Our Armistice ceremonies and traditions are a way of holding and handing on raw memories of pride and shame, bravery and cowardice, outrage and fear, comradeship and sacrifice. We find our own meanings in them, we think our own thoughts and pray our own prayers during the two-minute silence. The risk is that the rhetoric of remembrance becomes too broad, too elegiac, too generalised for us to make sense of it. I’m reading a rather wonderful book by Rachel Mann, Fierce Imaginings: The Great War, Ritual, Memory and God. Her writing originates in her memories of her Grandad Sam and Grandad Bert, both of whom fought in the Great War. They survived it, yet remained its victims all their lives. Her reflections range far and wide across the landscape of conflict and how we remember it, yet she constantly comes back to these two men who anchor her writing in what is specific to them and their families. Particulars matter.

What does Christianity have to say about all this? 

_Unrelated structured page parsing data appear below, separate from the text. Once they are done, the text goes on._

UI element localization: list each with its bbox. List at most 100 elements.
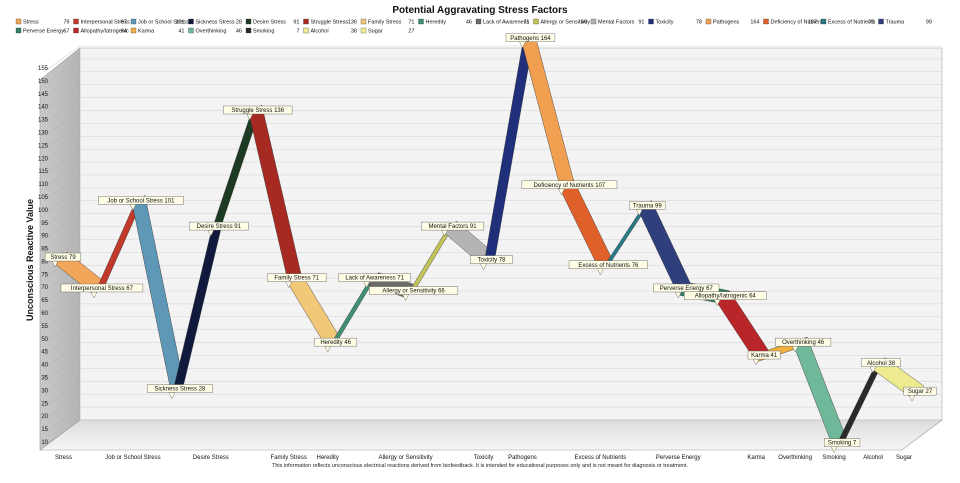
legend-item: Sickness Stress 28 (188, 18, 242, 26)
legend-swatch (15, 27, 22, 34)
y-tick-label: 45 (41, 350, 48, 356)
data-label: Sugar 27 (903, 386, 937, 402)
legend-value: 67 (121, 20, 127, 26)
data-label-text: Pathogens 164 (510, 36, 551, 42)
legend-swatch (188, 18, 194, 25)
legend-item: Mental Factors 91 (590, 18, 645, 26)
y-tick-label: 30 (41, 388, 48, 394)
y-tick-label: 15 (41, 427, 48, 433)
data-label-text: Lack of Awareness 71 (345, 276, 404, 282)
legend-swatch (360, 18, 367, 25)
y-tick-label: 115 (38, 169, 48, 175)
legend-swatch (418, 18, 424, 25)
data-label-box (903, 386, 937, 396)
data-label-text: Sugar 27 (908, 389, 933, 395)
legend-value: 66 (581, 20, 587, 26)
y-tick-label: 150 (38, 79, 49, 85)
data-label: Sickness Stress 28 (146, 384, 213, 400)
legend-item: Overthinking 46 (188, 27, 242, 35)
data-label: Job or School Stress 101 (98, 196, 184, 211)
y-tick-label: 70 (41, 285, 48, 291)
data-label-text: Allopathy/Iatrogenic 64 (695, 294, 757, 300)
legend-value: 164 (750, 20, 759, 26)
legend-label: Pathogens (713, 20, 740, 26)
data-label-box (421, 221, 484, 231)
y-tick-label: 90 (41, 234, 48, 240)
legend-value: 41 (178, 29, 184, 35)
legend-label: Job or School Stress (138, 20, 189, 26)
legend-value: 67 (63, 29, 69, 35)
wall-grid-line (43, 329, 81, 356)
y-tick-label: 135 (38, 118, 49, 124)
y-tick-label: 55 (41, 324, 48, 330)
legend-value: 79 (63, 20, 69, 26)
y-tick-label: 105 (38, 195, 49, 201)
data-label-box (505, 33, 556, 42)
legend-swatch (130, 27, 137, 34)
legend-item: Family Stress 71 (360, 18, 415, 26)
x-tick-label: Toxicity (474, 455, 494, 461)
y-tick-label: 10 (41, 440, 48, 446)
legend-item: Stress 79 (15, 18, 70, 26)
wall-grid-line (43, 303, 81, 331)
y-axis: 10 15 20 25 30 35 40 45 50 55 60 65 70 75 80 85 90 95 100 1… (38, 66, 49, 446)
legend-value: 78 (696, 20, 702, 26)
legend-value: 76 (868, 20, 874, 26)
data-label-box (629, 201, 666, 210)
data-label-box (338, 273, 411, 282)
wall-grid-line (43, 200, 81, 227)
x-tick-label: Sugar (896, 455, 912, 461)
y-tick-label: 40 (41, 363, 48, 369)
data-label-text: Smoking 7 (828, 441, 857, 447)
wall-grid-line (43, 84, 81, 111)
y-tick-label: 110 (38, 182, 48, 188)
wall-grid-line (43, 110, 81, 137)
legend-value: 91 (638, 20, 644, 26)
x-tick-label: Job or School Stress (105, 455, 160, 461)
wall-grid-line (43, 97, 81, 124)
y-tick-label: 100 (38, 208, 49, 214)
x-tick-label: Family Stress (271, 455, 307, 461)
y-tick-label: 50 (41, 337, 48, 343)
data-label-text: Struggle Stress 136 (231, 108, 284, 114)
legend-item: Karma 41 (130, 27, 185, 35)
legend-label: Excess of Nutrients (828, 20, 876, 26)
legend-swatch (360, 27, 367, 34)
legend-label: Struggle Stress (311, 20, 349, 26)
data-label: Alcohol 38 (861, 358, 901, 374)
y-tick-label: 155 (38, 66, 49, 72)
x-tick-label: Stress (55, 455, 72, 461)
data-label: Pathogens 164 (505, 33, 556, 49)
data-label: Desire Stress 91 (189, 221, 249, 237)
y-tick-label: 25 (41, 401, 48, 407)
data-label-box (824, 438, 861, 447)
ribbon-series (54, 32, 925, 450)
legend-label: Mental Factors (598, 20, 635, 26)
legend-swatch (533, 18, 539, 25)
legend-item: Struggle Stress 136 (303, 18, 357, 26)
data-label: Trauma 99 (629, 201, 666, 216)
wall-grid-line (43, 161, 81, 189)
x-tick-label: Desire Stress (193, 455, 229, 461)
legend-label: Overthinking (196, 29, 227, 35)
wall-grid-line (43, 213, 81, 240)
wall-grid-line (43, 406, 81, 434)
data-label-box (521, 180, 618, 190)
legend-swatch (130, 18, 137, 25)
data-label: Karma 41 (747, 350, 781, 366)
y-tick-label: 20 (41, 414, 48, 420)
chart-title: Potential Aggravating Stress Factors (392, 5, 568, 16)
wall-grid-line (43, 316, 81, 343)
legend-value: 38 (351, 29, 357, 35)
data-label: Interpersonal Stress 67 (60, 283, 144, 299)
data-label: Excess of Nutrients 76 (568, 260, 648, 276)
legend-value: 107 (808, 20, 817, 26)
legend-value: 99 (926, 20, 932, 26)
wall-grid-line (43, 290, 81, 318)
x-tick-label: Alcohol (863, 455, 883, 461)
data-label-text: Family Stress 71 (274, 276, 319, 282)
data-label-box (314, 337, 358, 347)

Every Sunday is a remembrance Sunday, for every Sunday we remember a dying and a death. ‘Do this in remembrance of me’. It is individual and specific: one man's pain and darkness, one man's broken body and shed blood, one man's mother and best friend looking on in grief as his life ebbed away on the cross. ‘Long years ago, as earth lay dark and still/Rose a loud cry upon a lonely hill/While in the frailty of our human clay/Christ our Redeemer passed the self-same way’ says the much-maligned yet (to me, anyway) moving ‘O valiant hearts’. That hymn from the Great War comes straight out of the struggle to make sense of the new experience of mechanised warfare and death on a scale never known before. It’s moving because it interprets those deaths in the light of the death of Jesus; it asks God to “look down and bless our lesser Calvaries” where God suffers in every human soul, each one cherished by God, each death mattering to him, or might we dare to say diminishing him just as it diminishes us?  The cross ties our human suffering to God’s for eternity. We remember. God remembers.

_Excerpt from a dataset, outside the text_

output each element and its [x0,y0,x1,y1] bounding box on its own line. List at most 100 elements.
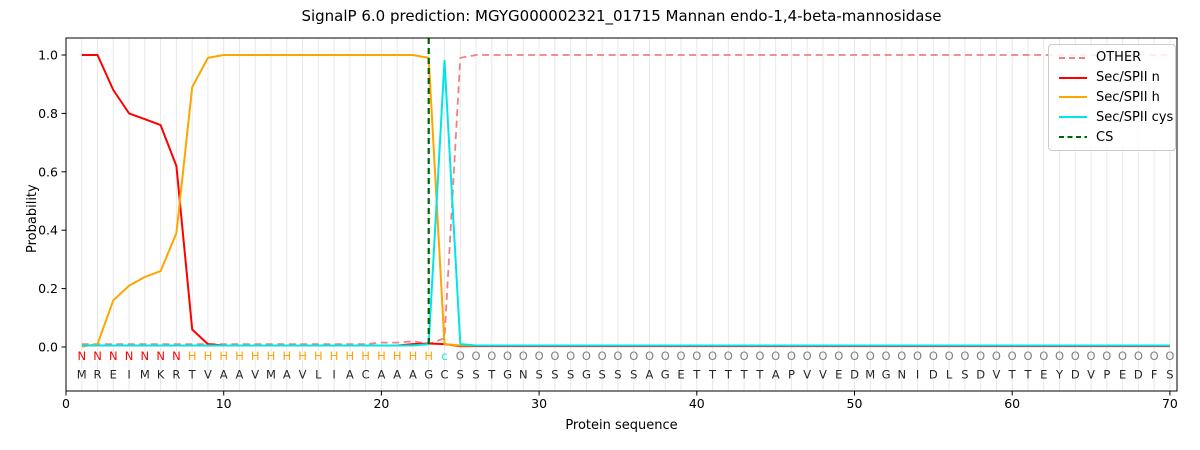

A rabbi was asked whether a garment that had been symbolically torn in grief could be sown up and used again. Yes, he replied, but you mustn’t disguise the tear.  The scar must always show.  In other words, we always carry our collective and individual memories around with us. Time gives a perspective from which meanings can become clearer, the picture comes into focus.  However we must learn in the ceremonies of remembrance not to make it better by easy speeches that gloss over the particularities of suffering, loss and grief with the language of willing self-offering and the glorious dead.

In particular, we mustn't elide our piety as essentially sympathetic bystanders with the raw experiences of those who have served in conflict. Rachel Mann comments on the last line of Siegfried Sassoon's poem "The Attack": “O Jesus, make it stop”. She observes that the difference between prayer and blasphemy is hard to draw. Could we hear the final cry from the cross in Matthew and Mark in that way, “My God, my God, why have you abandoned me?” The experience of wondering where God is, the outrage at a God who does not come to rescue us is familiar to human experience. And the resurrection, especially in Mark’s short ending, does not make it “all right”.

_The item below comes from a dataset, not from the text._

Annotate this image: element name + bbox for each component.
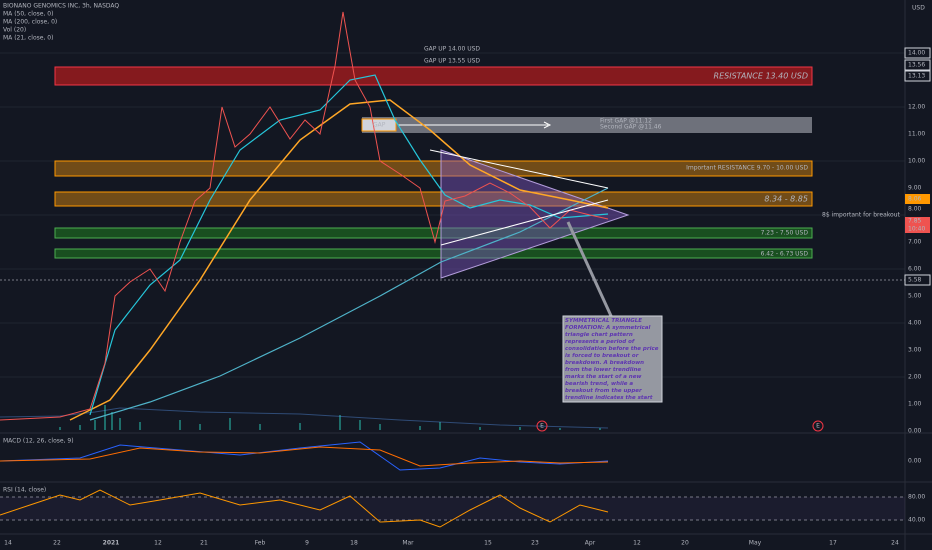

At least, not yet. We glimpse a future that could be different, indeed, will be different according to our Christian hope. In the eucharist, we "remember forward" to what will dawn one day, that other country whose “ways are ways of gentleness, and all her paths are peace”. It seems as far away as ever for now, further away, I think, even than it seemed earlier in the lives of my post-war generation. Our world is not in a good place as we mark this centenary. All the more reason, then, to make sure remembrance leads us into prayer for the future of humanity. And into reflection, so that we ask ourselves what we have learned from the past and how we intend to act on it. Memory, prayer, wisdom and resolve are the antidote to despair.

These are among the things that will make for "good remembrance".